News aus dem Kanton St. Gallen

Licht und Schatten

von Reinhold Hönle, Journalist, Baden
min
24.04.2024
Die blinde Sängerin und Theologin Bernarda Brunovic findet in der Musik Erfüllung. Auch wenn manche Frage unbeantwortet bleibt, schöpft sie aus dem Glauben Kraft.

Mit 17 Jahren stand Bernarda erstmals im Rampenlicht, als sie 2010 bei der Schweizer Ausscheidung des Eurovision Song Contest (ESC) ihren Song «Confidence» vortrug. Autobiografischer hätte er nicht sein können, ist es doch eine grosse Herausforderung, angesichts ihres Schicksals Vertrauen zu entwickeln. Die Dietikerin kam ohne Augenlicht auf die Welt und erlangte das Sehvermögen auch nach 33 Operationen nicht. Bei einem ärztlichen Kunstfehler wurde ihr linkes Auge sogar so schwer verletzt, dass es durch eine Glasprothese ersetzt werden musste. 

Schwimmen und Skifahren

Bernarda hadert damit nicht, sondern hofft auf ein Wunder oder, dass ihr eines Tages Wissenschaften wie Neurologie, Augenmedizin oder Stammzellenforschung das Sehen ermöglichen. Sie selbst bezeichnet sich nicht als beeinträchtigt, handicapiert oder behindert, sondern verwendet möglichst positive Ausdrücke. 

«Mein Gott, weshalb gerade ich?», stellt sich Bernarda immer wieder die Frage.

«Natürlich ist es kein optimaler oder vorteilhafter Zustand, aber mein Leben ist trotzdem lebenswert.» Ihre vielseitigen Begabungen und ihre Kämpferinnennatur haben daran einen wesentlichen Anteil. Ihr wurde gesagt, sie würde weder Schwimmen noch Skifahren lernen oder das Gymnasium schaffen. Aber es ist ihr gelungen. Und ihr Philosophie- und Theologiestudium hat sie mit dem Master abgeschlossen. 
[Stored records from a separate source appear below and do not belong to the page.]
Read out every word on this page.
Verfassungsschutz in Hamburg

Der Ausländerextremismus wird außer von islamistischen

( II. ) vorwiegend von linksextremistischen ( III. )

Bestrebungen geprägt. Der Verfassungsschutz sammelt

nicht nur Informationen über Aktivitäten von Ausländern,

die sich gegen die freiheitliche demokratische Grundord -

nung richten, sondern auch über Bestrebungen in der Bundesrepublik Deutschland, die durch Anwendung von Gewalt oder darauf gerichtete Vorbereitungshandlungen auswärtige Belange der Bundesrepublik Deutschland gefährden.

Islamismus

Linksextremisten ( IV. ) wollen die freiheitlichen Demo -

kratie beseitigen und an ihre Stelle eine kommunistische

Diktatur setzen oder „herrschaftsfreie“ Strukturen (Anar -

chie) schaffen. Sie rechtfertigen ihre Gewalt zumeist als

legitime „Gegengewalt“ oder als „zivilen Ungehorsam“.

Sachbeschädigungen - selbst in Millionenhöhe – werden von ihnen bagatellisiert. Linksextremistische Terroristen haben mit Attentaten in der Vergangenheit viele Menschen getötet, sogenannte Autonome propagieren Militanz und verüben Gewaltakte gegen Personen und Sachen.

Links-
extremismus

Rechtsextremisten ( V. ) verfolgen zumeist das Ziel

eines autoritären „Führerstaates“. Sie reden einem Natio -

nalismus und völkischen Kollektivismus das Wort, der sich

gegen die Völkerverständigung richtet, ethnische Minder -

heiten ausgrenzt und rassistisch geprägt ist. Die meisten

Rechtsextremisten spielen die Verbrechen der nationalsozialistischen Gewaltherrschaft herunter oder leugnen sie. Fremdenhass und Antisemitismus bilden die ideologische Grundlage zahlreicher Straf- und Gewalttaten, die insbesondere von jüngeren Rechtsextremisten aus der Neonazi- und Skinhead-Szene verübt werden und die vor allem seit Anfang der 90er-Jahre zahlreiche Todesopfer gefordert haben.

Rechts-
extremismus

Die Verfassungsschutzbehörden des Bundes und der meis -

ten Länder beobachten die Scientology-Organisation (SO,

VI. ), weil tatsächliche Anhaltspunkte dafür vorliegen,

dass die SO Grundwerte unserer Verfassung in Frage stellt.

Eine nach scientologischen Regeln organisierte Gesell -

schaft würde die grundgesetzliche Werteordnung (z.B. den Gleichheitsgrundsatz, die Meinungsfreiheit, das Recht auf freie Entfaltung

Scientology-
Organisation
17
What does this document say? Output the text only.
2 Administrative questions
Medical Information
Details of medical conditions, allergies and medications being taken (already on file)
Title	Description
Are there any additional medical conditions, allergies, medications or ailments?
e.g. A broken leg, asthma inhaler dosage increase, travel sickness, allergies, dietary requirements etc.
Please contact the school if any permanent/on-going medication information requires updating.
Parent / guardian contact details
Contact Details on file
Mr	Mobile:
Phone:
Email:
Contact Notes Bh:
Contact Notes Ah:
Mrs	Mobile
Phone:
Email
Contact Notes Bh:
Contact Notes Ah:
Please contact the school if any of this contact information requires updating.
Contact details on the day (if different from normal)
Nicht aufs Blindsein reduzieren

«Ich will mich nicht einschränken lassen und schon gar nicht mit weniger zufrieden geben», sagt die Seconda. Die Sängerin mit der beeindruckenden Soulstimme lehnt es vehement ab, auf ihr Blindsein reduziert zu werden. «Stevie Wonder ist auch nicht deswegen zur Legende geworden, sondern wegen seines enormen Talents und was er daraus gemacht hat.» Wie der 74-jährige Amerikaner liebt die 31-Jährige Gospel, Blues, Funk und R&B. Der erste Song, zu dem sie enthusiastisch tanzte, war allerdings Captain Jacks Eurodance-Hit «Drill Instructor» – als Dreijährige.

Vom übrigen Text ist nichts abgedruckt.